Kurz: Sie ist ein Allround-Talent, das wir jeden Tag für so ziemlich alles nutzen. Alle, die schon mal aufgrund einer akuten Sehnenscheidenentzündung am Handgelenk bewegungsunfähig waren, wissen, wie sehr wir auf sie angewiesen sind.

Auch im Job sind unsere Hände ständig in Verwendung und strapaziert. Eine Professorin schreibt damit ihre Thesen an die Tafel, ein Büromensch tippt auf die Tastatur ein und schiebt die Maus umher, ein Friseur handhabt Schere und Rasierer, eine Malerin hält einen Pinsel, ein Koch ein Messer, ein Busfahrer ein Lenkrad, eine Chirurgin ein Skalpell – die Liste ließe sich ewig fortsetzen.

Von der Bäuerin zum Kernphysiker

Auch Izabella Kostadinova nutzt ihre Hände, nämlich um den Auslöser ihrer Kamera zu drücken. Die Fotografiestudentin aus Bulgarien sollte sich für ein Uni-Seminar mit dem Thema Hände auseinandersetzen und beschloss zu dokumentieren, welche Spuren bestimmte Berufe auf den Handinnenflächen hinterlassen. Dafür besuchte sie ihr Stammcafé in Sofia und bat die Gäste um ein Foto. Abgesehen von wenigen Ausnahmen, die ihre Hände für zu persönlich hielten, machten die Gäste bereitwillig mit.

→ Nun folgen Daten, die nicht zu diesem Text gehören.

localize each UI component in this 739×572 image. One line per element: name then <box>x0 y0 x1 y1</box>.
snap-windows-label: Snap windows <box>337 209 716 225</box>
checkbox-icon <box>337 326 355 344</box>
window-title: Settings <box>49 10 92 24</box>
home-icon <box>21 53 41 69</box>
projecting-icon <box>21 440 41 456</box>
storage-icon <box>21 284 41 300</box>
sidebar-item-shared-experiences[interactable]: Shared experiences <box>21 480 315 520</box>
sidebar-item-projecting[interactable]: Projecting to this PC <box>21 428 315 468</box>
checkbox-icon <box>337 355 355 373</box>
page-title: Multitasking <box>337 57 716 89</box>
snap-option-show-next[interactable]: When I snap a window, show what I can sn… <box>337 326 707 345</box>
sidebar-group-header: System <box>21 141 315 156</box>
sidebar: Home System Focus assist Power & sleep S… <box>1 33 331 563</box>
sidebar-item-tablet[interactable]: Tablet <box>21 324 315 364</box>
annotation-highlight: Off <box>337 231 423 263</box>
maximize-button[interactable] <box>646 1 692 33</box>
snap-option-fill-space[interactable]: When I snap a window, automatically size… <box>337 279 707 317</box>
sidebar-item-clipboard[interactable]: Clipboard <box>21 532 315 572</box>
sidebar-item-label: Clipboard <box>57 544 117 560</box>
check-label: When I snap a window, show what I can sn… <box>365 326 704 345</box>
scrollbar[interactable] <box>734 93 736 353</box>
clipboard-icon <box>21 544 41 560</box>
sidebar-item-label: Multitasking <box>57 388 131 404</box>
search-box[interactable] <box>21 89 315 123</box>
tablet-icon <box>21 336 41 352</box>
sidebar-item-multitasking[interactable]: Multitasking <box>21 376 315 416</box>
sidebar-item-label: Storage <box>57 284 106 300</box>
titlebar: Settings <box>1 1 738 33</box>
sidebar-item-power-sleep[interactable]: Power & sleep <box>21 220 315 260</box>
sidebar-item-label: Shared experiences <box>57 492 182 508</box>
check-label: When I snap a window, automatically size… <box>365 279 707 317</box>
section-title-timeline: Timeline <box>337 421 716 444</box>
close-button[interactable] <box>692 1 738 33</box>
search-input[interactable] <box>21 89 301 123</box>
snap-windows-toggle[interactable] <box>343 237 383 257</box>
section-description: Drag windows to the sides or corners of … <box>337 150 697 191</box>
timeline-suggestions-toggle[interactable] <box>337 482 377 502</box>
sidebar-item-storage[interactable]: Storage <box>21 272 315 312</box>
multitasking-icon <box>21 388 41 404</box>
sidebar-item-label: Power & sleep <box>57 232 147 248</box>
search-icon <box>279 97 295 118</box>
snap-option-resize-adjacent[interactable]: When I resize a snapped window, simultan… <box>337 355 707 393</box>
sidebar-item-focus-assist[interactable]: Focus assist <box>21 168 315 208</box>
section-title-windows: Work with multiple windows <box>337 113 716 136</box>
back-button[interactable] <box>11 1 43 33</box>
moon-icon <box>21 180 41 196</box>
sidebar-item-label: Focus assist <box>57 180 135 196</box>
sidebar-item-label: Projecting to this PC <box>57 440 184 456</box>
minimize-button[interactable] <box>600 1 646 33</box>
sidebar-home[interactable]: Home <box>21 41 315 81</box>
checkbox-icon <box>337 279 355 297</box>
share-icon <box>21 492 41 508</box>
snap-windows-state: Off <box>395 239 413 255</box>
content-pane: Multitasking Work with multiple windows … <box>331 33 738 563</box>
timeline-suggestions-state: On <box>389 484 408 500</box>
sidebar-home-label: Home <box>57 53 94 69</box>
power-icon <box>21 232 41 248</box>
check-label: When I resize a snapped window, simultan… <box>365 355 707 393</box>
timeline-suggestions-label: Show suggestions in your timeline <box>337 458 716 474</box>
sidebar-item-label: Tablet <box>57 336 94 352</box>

Vom Kellner bis zum Bergsteiger, von der Bäuerin bis zum Kernphysiker – sie alle gaben durch ihre Hände einen kurzen Einblick in ihr Berufsleben.

Weil Handlinien, die groben Furchen in der Handfläche, angeboren sind und sich im Laufe des Lebens kaum verändern, glauben Anhänger*innen der Chirologie, darin das Schicksal des Menschen lesen zu können. Anhand der Linien behaupten sie, Informationen über Gesundheit, Wohlstand, teilweise sogar konkrete Geschehnisse voraussagen zu können.

Dass das wissenschaftlicher Mumpitz ist, steht allerdings mindestens seit dem Zeitalter der Aufklärung fest. Gegenteilig dazu kann die Handfläche viel mehr ein Fenster in die Vergangenheit als in die Zukunft sein. Ihre Abnutzungserscheinungen geben Hinweise auf die Strapazen der handlichen Nutzung. Ob trockene Stellen, Hornhaut, Schwielen oder Narben – Hände sind von durchlebten Erfahrungen gezeichnet. Und genau die wollte Izabella Kostadinova sichtbar machen.